Sommaire
Les gens pestent, protestent, polémiquent.
Pour tout et contre tout.
Puis pour et contre les masques.
Pour et contre le confinement.
Puis pour et contre les vaccins.
Pour et contre trop, ou trop peu de précautions.
Qu’il s’agisse de la pandémie ou de toute autre actualité, les gens sont formidables. Soixante-sept millions d’experts, qui ne peuvent qu’élire des dirigeants… formidables !
« L’ignorance« , expliquait récemment le neuropsychiatre Boris Cyrulnik, « provoque un tel état de confusion qu’on s’accroche à n’importe quelle explication afin de se sentir un peu moins embarrassé. C’est pourquoi, moins on a de connaissances, plus on a de certitudes ». Cette vérité universelle se combine aujourd’hui avec des circonstances qui décuplent l’agressivité et nourrissent un ressentiment qui peut vite devenir un très mauvais conseilleur.

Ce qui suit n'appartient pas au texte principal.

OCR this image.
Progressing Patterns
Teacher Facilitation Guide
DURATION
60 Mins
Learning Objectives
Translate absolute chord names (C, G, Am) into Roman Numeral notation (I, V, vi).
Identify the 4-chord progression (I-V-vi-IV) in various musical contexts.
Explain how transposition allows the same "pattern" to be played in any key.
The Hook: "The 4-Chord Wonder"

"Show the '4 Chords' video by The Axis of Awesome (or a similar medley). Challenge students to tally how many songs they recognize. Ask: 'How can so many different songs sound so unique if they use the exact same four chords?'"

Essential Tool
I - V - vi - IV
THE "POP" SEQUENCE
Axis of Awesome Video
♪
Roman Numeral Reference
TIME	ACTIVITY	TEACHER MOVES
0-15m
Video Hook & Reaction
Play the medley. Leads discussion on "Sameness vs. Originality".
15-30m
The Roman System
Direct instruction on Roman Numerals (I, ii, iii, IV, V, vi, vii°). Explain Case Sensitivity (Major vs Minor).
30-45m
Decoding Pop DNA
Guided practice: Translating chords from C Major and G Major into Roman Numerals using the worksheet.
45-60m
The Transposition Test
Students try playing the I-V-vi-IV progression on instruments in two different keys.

Circonstances qui sont au moins au nombre de trois.
Le politique.
Face à des questions anxiogènes, mondiales et complexes – la pandémie, le réchauffement, le terrorisme… – qui nécessiteraient que l’on se rassemble plutôt que l’on se divise, l’élu paraît avoir perdu de sa capacité à piloter le monde. L’État, fatigué, n’assure ni ne rassure guère. L’administration reste un instrument lent là où la réactivité s’impose. L’École n’assure pas l’approche pluridisciplinaire qui permet de comprendre les grandes questions. Les girons politiques, familiaux, paroissiaux, syndicaux, creusets du collectif, nous ont abandonné dans l’océan des hostilités, des concurrences et des égoïsmes.
Le numérique.
Le remplacement du guichet par le centre d’appels et le formulaire en ligne rend fous de rage, de désarroi et d’humiliation des millions d’exclus territoriaux ou sociaux de la dématérialisation. Les rapports avec les organismes fiscaux, sociaux, de santé… sont devenus kafkaïens. Là où la promesse politique était de simplifier et d’accorder au citoyen le bénéfice du doute et à l’administration la charge de la preuve.
Le médiatique.
Inutile de s’étendre sur la confusion entre l’information et la rumeur, entre l’argument et l’insulte, entre l’honnêteté professionnelle et l’intention manipulatrice, entre l’ouverture aux autres et l’enfermement algorithmique dans ses certitudes.
«Il faut avoir beaucoup de connaissances« , dit encore Cyrulnik, « et se sentir assez bien dans son âme pour oser envisager plusieurs hypothèses ». Précisément, on ne se sent plus très bien dans notre âme. Trois circonstances qui, additionnées, créent à la fois un sentiment d’abandon, d’isolement social et psychologique, de confusion du monde. Des années d’auto-alimentation des colères par des réseaux sociaux abandonnés à eux-mêmes. Et des mois et distance physique et de distanciation sociale précipitent ce rabougrissement de la société.
En proie à des bouffées de ressentiment, le citoyen dresse alors de mauvais diagnostics, accuse à tort, préconise de mauvaises réponses. Cette perte de lucidité pousse à croire les « trumperies » que l’on a envie d’entendre. À voir des complots partout. À rêver de sauveurs providentiels, fussent-ils fous.
Les totalitarismes.
La philosophe et historienne Hannah Arendt, voici soixante-dix ans, avait identifié quatre causes à l’émergence des totalitarismes, qu’ils soient rouges ou bruns. –
- La loyauté à un chef plutôt qu’à l’expertise,
- l’envie de croire la propagande,
- la montée des pulsions transgressives et
- l’atomisation de la société.
N’y serions-nous pas un peu ?
Les démagogues, les populistes ou les dictateurs, même minoritaires à l’instant, sont plus assurés que jamais que la démocratie reste la voie royale pour s’emparer du pouvoir.
Plutôt que de nous amuser ou de nous indigner des monstres politiques qui font l’actualité, nous ferions bien de réfléchir, chacun et collectivement, à ce cancer du ressentiment qui peut mener droit au suicide démocratique.